Но чайки вокруг меня и здесь. Мертвые моряки, требующие своего товарища. А его душа хрустела у меня между зубами. Неудивительно, что она была солевой, но это виски даже соленей. Оно ненавистно мне, но я не могу остановиться и все лью его.

Вот, я исповедался. Это все».

До сих пор почерк, несомненно, был Хортэра; но перевернув следующую страницу, я увидел, что он необычайно изменился, и что все страницы измазаны грязью и кровью. На фоне крови и грязи четко выделились отпечатки измазанных пальцев.

«Эти чайки подходят все ближе и ближе, как в тот день на острове, когда они собрались вокруг меня и я убил душу Аллана. Наверное, они тоже голодны. Я найду им что-нибудь поесть. Но все слишком соленое. Это им не понравится и они обезумеют от жажды. Если только они не любят соль. Вы не любите соль, чайки? Ответьте мне, дьяволы. Я уверен, что нет. Я не могу понять, что они говорят. Лишь зовут и ходят вокруг, задевая меня своими огромными крыльями. Но они не говорят по-английски, и их поэтому невозможно понять».

«Они у меня в комнате.
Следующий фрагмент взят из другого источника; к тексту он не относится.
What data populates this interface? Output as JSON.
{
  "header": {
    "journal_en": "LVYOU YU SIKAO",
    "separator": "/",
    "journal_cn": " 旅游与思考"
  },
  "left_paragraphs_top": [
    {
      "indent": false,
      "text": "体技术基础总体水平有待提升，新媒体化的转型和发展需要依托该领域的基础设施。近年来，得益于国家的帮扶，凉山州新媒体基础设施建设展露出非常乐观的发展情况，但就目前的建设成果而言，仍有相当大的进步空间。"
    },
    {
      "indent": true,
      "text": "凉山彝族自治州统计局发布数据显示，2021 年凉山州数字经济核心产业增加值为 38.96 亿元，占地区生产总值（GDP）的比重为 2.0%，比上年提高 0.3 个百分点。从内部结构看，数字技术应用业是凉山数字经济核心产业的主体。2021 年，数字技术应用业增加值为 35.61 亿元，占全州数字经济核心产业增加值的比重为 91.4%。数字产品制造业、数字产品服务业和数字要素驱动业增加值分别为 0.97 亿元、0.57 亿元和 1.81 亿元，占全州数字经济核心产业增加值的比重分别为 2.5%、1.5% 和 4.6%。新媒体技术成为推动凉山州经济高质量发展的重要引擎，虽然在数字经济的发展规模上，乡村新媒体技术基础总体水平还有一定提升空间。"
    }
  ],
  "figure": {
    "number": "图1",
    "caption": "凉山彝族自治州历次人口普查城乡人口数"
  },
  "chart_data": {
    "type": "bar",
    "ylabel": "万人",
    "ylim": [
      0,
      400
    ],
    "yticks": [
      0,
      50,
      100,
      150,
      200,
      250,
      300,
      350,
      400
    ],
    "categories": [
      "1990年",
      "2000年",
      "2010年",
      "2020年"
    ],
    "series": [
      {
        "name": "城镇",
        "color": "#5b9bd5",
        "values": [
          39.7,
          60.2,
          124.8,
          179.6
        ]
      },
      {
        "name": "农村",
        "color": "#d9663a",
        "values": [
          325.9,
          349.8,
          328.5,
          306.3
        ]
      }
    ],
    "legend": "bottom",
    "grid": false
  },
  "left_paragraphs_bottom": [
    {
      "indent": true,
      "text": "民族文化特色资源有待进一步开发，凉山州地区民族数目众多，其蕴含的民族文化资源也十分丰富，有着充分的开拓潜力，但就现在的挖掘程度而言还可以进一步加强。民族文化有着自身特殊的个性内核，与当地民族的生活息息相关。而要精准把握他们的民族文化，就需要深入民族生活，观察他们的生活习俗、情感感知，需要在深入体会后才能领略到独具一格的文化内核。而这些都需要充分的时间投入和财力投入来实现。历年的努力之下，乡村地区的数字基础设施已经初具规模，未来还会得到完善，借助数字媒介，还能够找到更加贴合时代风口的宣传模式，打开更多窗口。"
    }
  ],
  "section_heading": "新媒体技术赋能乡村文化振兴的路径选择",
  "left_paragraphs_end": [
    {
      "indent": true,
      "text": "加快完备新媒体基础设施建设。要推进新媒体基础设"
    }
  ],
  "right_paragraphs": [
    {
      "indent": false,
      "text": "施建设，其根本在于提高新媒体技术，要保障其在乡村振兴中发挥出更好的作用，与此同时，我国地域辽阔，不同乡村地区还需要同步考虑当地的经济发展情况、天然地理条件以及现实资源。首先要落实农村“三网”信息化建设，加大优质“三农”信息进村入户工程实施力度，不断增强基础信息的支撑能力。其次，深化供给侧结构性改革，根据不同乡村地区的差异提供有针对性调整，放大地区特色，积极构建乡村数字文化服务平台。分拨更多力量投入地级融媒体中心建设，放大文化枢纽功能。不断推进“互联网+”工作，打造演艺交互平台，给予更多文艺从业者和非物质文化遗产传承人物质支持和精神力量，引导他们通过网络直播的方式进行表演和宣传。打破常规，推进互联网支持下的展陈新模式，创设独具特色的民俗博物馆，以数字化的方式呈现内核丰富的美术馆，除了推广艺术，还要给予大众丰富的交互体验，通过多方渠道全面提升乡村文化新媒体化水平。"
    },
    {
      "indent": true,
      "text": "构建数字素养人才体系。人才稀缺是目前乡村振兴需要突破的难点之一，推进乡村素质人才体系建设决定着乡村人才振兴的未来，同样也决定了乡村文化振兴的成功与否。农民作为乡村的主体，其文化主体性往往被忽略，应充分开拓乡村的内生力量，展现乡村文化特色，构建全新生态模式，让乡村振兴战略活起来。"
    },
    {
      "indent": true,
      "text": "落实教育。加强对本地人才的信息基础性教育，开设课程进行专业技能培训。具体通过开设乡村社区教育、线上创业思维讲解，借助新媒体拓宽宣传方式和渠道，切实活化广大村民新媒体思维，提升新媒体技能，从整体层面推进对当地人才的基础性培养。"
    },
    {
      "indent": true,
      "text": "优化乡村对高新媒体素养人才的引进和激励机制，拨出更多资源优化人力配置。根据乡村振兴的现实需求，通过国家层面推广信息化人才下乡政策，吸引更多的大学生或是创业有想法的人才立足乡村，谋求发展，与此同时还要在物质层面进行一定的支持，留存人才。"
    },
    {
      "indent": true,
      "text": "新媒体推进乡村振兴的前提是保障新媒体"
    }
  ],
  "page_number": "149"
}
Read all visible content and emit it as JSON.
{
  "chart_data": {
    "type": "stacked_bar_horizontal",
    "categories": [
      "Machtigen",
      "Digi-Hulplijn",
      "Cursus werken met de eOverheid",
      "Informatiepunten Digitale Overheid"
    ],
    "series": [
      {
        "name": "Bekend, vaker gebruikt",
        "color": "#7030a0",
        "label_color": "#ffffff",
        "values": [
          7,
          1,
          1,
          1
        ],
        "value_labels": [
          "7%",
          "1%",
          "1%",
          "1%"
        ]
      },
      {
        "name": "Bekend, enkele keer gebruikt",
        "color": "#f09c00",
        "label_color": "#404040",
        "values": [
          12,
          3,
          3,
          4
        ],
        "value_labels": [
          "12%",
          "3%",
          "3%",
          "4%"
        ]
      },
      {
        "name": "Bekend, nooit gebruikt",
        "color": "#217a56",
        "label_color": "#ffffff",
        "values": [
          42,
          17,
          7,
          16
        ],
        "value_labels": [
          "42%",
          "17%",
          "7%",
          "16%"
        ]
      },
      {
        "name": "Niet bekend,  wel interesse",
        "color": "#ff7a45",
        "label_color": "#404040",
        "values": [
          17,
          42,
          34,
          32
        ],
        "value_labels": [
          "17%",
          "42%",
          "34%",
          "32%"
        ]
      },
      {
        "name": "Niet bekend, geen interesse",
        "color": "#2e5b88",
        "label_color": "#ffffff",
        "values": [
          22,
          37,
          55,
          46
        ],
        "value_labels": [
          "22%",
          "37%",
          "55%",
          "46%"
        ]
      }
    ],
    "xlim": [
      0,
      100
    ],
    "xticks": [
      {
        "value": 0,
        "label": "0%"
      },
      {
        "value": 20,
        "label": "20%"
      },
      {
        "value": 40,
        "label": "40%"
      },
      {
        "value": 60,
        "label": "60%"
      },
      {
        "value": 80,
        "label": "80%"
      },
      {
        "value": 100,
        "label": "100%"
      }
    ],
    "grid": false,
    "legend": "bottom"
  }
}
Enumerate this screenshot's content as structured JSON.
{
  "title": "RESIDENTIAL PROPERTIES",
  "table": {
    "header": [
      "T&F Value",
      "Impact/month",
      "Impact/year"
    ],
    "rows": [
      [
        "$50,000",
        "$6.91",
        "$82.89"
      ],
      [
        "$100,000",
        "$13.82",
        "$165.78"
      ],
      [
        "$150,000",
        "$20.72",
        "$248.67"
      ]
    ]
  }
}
Десять или больше. Как заполняют они ее своими пронзительными криками. Их огромные крылья похожи на вращающиеся колеса. Закрыть окна. Запереть на засовы. Теперь я исповедуюсь чайкам. Почему они не могут помолчать и послушать спокойно то, что я говорю?»

«Повсюду, повсюду они, и комната слишком мала, чтобы вместить их. Это все колеса, и они раздавят меня. Они подходят так близко, и их крылья так широки. Колеса и крылья, крылья и колеса. Хлоп — и догорает свеча. Но еще не темно. Огонь в камине бушует сегодня вечером адским пламенем.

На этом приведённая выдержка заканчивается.